Wird Obdachlosen in Hamburg im Corona-Winter 2020/21 ausreichend geholfen? Ein Streitgespräch zwischen Julien Thiele von der Straßenvisite des Caritasverbands für das Erzbistum Hamburg e. V. und Iftikhar Malik, SPD, Mitglied der Hamburgischen Bürgerschaft und im Sozialausschuss

Moderation: Erik Brandt-Höge

SZENE HAMBURG: Iftikhar Malik, wir sind mitten im Winter, es ist kalt, und Corona gibt es auch noch. Wie haben Sie und Ihre Kollegen Kollegen sich im Sozialausschuss auf diese ja seit Monaten vorhersehbare Situation vorbereitet?

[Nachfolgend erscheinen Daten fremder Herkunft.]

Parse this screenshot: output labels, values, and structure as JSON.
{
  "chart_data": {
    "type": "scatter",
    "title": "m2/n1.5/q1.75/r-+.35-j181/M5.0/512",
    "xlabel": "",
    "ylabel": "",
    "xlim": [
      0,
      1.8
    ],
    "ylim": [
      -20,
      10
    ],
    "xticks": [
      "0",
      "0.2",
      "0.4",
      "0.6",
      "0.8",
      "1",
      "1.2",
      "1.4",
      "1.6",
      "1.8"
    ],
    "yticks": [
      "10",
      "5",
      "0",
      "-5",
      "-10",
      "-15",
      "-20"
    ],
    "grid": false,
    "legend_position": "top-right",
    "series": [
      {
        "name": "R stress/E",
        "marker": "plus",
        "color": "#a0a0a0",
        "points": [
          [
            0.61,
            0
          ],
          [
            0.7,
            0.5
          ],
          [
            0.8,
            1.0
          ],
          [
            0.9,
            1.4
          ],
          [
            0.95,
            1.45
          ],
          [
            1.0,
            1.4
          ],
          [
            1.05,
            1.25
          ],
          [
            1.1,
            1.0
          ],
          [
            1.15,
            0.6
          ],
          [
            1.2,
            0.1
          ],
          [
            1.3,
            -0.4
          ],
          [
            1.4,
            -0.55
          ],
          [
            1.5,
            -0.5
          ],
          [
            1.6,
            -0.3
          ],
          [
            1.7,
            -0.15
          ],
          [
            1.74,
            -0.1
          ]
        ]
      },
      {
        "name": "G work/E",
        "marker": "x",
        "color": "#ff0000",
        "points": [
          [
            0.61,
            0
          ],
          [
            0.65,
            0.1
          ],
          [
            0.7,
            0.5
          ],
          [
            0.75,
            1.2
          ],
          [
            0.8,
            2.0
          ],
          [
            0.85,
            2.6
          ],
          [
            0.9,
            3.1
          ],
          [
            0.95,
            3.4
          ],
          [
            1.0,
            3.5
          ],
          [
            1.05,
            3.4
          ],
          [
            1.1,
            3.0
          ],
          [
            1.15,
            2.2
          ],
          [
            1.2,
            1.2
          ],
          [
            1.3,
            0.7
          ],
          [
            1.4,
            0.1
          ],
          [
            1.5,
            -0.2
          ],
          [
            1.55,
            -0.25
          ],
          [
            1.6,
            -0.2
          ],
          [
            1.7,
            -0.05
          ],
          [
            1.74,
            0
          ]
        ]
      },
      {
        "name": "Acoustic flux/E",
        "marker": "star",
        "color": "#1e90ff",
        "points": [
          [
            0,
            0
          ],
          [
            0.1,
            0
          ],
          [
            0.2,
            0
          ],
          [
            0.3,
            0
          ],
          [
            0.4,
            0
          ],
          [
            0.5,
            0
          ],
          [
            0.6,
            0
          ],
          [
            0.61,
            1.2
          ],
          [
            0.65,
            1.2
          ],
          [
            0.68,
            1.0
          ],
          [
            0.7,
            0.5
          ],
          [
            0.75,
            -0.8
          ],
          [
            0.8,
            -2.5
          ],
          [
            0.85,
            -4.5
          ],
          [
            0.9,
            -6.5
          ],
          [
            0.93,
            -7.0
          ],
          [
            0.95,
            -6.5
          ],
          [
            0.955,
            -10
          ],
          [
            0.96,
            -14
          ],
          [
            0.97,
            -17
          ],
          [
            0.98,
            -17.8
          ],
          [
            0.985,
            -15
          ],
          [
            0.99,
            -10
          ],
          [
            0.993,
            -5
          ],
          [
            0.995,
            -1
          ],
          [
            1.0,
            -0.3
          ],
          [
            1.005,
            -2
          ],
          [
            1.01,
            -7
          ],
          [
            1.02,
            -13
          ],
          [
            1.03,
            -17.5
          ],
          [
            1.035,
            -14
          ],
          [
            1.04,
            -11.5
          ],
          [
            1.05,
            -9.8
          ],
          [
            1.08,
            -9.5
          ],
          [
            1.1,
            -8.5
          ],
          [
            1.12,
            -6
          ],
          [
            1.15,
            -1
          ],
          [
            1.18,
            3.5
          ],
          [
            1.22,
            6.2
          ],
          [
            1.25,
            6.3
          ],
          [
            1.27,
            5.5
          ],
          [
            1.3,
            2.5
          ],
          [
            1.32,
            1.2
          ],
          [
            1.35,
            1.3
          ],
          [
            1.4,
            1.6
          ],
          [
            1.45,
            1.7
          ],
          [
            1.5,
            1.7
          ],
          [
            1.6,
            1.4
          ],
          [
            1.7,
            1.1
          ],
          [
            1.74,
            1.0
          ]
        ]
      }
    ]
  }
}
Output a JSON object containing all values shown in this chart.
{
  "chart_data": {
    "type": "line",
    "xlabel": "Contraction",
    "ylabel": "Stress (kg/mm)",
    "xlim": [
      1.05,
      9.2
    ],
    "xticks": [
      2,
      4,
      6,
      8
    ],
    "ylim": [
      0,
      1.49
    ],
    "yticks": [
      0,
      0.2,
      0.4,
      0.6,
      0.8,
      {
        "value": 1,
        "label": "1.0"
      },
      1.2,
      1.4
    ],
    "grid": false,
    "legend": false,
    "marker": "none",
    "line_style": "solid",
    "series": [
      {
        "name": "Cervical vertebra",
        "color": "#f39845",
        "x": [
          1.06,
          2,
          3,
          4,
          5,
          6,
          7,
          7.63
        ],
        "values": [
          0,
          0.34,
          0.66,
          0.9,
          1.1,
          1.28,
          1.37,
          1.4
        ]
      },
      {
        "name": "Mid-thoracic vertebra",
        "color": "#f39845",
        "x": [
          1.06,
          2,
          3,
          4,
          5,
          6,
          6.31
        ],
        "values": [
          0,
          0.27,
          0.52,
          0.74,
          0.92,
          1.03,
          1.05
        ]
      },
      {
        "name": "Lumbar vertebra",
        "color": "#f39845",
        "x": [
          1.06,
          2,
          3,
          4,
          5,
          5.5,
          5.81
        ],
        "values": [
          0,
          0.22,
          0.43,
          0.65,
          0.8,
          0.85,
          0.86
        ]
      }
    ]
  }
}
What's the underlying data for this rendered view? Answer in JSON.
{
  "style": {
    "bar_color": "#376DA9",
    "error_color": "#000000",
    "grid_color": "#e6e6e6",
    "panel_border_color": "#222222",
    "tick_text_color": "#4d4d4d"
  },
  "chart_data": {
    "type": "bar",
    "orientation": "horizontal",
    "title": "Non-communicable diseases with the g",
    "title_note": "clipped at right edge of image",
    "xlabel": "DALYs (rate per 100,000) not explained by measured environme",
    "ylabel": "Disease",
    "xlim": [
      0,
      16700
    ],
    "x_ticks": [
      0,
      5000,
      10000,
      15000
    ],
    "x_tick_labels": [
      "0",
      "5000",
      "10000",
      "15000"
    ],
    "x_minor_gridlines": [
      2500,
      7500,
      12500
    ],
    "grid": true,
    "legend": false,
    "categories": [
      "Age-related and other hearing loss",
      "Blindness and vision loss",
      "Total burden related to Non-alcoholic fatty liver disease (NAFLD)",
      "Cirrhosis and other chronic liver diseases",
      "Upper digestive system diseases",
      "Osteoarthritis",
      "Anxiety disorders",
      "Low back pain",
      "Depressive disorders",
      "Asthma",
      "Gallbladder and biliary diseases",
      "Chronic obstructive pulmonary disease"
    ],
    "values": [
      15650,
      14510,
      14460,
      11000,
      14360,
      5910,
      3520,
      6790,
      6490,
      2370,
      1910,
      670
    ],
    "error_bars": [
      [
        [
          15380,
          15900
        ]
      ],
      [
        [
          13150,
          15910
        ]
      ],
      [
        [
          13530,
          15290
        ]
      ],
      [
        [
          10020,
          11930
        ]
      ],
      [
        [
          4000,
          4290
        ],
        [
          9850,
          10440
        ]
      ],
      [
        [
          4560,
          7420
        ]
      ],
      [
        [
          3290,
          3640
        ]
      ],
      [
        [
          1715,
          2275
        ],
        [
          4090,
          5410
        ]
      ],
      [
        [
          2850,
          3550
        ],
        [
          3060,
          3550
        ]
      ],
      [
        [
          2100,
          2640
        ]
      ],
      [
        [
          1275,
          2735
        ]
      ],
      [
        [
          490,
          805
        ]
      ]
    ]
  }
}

Iftikhar Malik: Das bewährte Hamburger Winternotprogramm wurde aufgestockt. Es gibt eine neue Tagesaufenthaltsstätte, auch eine neue Unterkunft. Wir haben zudem darauf gedrängt, dass die Belegungen entsprechend der Corona-Hygiene- und -Schutzbedingungen umgesetzt werden.

Deutungshoheit über Lebensrealitäten

Wobei das aktuelle Winternotprogramm nur 1.400 Plätze für Obdachlose bietet. Es gibt aber mehr als 2.000 Obdachlose in der Stadt, die Dunkelziffer noch gar nicht mitgerechnet.

Julien Thiele: Richtig. Das Winternotprogramm deckt die aus der 2018 durchgeführten städtischen Obdachlosenstudie fast 2.000 gezählten Obdachlosen sowie die ungewisse Dunkelziffer nicht ab. Es widerspricht sich also, wenn das Motto der Stadt lautet, dass jeder Obdachlose in Hamburg ein Bett bekommen könne und niemand auf der Straße schlafen müsse.

Die Deutungshoheit über die Lebensrealitäten und Notlagen liegt einfach nicht mehr bei den Betroffenen, sondern wird immer mehr von gezielten Akzenten der Politik bestimmt. Uns berichten Obdachlose von Unterkünften und erzählen dabei von 8-Bett-Zimmern, in denen teilweise nur ein oder zwei Betten freibleiben.

Dabei wechseln die Bettnachbarn teils täglich und das individuelle Hygieneverhalten der fremden Personen kann nicht eingeschätzt werden. Die Personen haben zum Beispiel unterschiedliche Ver- ständnisse von der Notwendigkeit der regelmäßigen oder dauerhaften Lüftung über Nacht. Wir können wenig tun, da die Unterbringungen fast komplett in städtischer Hand liegen.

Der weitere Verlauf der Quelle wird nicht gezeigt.